On September 12, Hindenburg Research, a prominent US-based short-seller, made explosive new allegations against the Adani Group, asserting that Swiss authorities have frozen over $310 million in six bank accounts linked to the conglomerate.
This move is part of a broader investigation into potential money laundering and securities fraud activities, which Hindenburg claims has been ongoing since at least 2021. This revelation is the latest in a series of challenges faced by the Adani Group, led by billionaire Gautam Adani, following Hindenburg’s earlier damning report released in January 2023.
In a post shared on X (formerly Twitter), Hindenburg referenced a report from Swiss media outlet Gotham City, highlighting that the Geneva Public Prosecutor’s Office has been scrutinizing alleged financial misconduct associated with the Adani Group well before the activist investor’s initial accusations. The report details that prosecutors uncovered that a proxy for Adani had invested in opaque funds based in offshore territories like the British Virgin Islands, Mauritius, and Bermuda, which reportedly held a significant proportion of Adani stocks.
The Gotham City report emphasized that a ruling from the Federal Criminal Court (FCC) indicates ongoing investigations that predated Hindenburg’s involvement. It states, “More than $310 million belonging to an alleged front man for billionaire Gautam Adani is sequestered in six Swiss banks.” The Swiss Office of the Attorney General is now said to be overseeing the matter following media revelations regarding the alleged financial irregularities.
In response to these serious claims, the Adani Group issued a statement vehemently denying any wrongdoing. “We unequivocally reject and deny the baseless allegations presented,” the company stated. They maintained that they have no involvement in any Swiss court proceedings and emphasized that none of their accounts have been subject to seizure by any authority.
Furthermore, the group described the sudden resurgence of these allegations as “preposterous, irrational, and absurd,” framing it as a coordinated effort to damage their reputation and financial standing.
The statement asserted, “We reiterate that our overseas holding structure is transparent, fully disclosed, and compliant with all relevant laws.”
Despite the ongoing legal scrutiny, the Adani Group positioned itself as committed to transparency and compliance with all regulatory frameworks.
The recent developments are amplified by prior allegations from Hindenburg Research that suggested potential conflicts of interest involving the Securities and Exchange Board of India (SEBI) and its chairperson, Madhabi Puri Buch.
Questions were raised regarding her investment stakes in offshore funds linked to the Adani Group.

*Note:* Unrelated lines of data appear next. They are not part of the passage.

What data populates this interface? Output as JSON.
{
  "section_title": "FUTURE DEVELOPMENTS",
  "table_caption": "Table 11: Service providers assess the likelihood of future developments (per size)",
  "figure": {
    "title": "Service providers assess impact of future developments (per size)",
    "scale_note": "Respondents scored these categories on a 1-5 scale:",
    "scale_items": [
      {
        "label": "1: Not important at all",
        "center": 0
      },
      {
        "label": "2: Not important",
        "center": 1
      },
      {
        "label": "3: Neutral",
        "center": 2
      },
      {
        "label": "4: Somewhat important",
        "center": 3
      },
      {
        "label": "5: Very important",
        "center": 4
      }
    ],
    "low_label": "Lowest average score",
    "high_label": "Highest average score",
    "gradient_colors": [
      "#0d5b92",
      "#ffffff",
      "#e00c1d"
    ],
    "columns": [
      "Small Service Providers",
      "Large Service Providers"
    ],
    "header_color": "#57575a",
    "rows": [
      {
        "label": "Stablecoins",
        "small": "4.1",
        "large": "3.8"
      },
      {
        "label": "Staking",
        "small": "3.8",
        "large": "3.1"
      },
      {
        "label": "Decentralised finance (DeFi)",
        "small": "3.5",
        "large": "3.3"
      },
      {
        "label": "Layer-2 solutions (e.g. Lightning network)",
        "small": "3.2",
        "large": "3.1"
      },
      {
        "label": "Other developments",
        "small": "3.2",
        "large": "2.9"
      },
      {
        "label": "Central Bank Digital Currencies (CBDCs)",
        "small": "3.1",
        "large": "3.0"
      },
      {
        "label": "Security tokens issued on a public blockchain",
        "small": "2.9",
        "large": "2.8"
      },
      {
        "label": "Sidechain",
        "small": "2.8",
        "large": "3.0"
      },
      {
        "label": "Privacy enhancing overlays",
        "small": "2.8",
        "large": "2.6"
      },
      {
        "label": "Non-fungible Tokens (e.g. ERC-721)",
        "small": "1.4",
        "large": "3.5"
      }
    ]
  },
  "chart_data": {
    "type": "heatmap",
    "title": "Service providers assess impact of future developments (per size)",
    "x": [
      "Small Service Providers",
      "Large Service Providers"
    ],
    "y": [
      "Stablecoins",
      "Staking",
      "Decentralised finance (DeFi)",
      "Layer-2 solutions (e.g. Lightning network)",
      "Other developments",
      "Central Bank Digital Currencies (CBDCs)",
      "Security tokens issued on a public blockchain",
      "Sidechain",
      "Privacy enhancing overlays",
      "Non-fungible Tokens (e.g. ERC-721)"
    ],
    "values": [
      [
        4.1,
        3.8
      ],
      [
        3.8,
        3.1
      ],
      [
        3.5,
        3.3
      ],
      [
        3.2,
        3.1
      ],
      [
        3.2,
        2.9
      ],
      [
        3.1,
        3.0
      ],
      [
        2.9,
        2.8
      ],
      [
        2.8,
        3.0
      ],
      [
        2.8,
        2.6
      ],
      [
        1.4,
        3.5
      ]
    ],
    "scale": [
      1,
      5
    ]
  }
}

Both Buch and the Adani Group have firmly dismissed these allegations, insisting on their legitimacy and adherence to legal standards.
Since Hindenburg Research first attacked the Adani Group, the repercussions have been felt deeply, triggering a significant sell-off of the conglomerate’s stocks and bonds listed overseas earlier this year.
Adani Group activities have come under scrutiny over its proposal to privatize Kenya’s Jomo Kenyatta International Airport (JKIA).
The move was strongly opposed by Indian politicians, after widespread opposition from Kenya.
Adani Group is as one of India’s largest conglomerates with interests spanning various sectors, including energy, infrastructure, and logistics.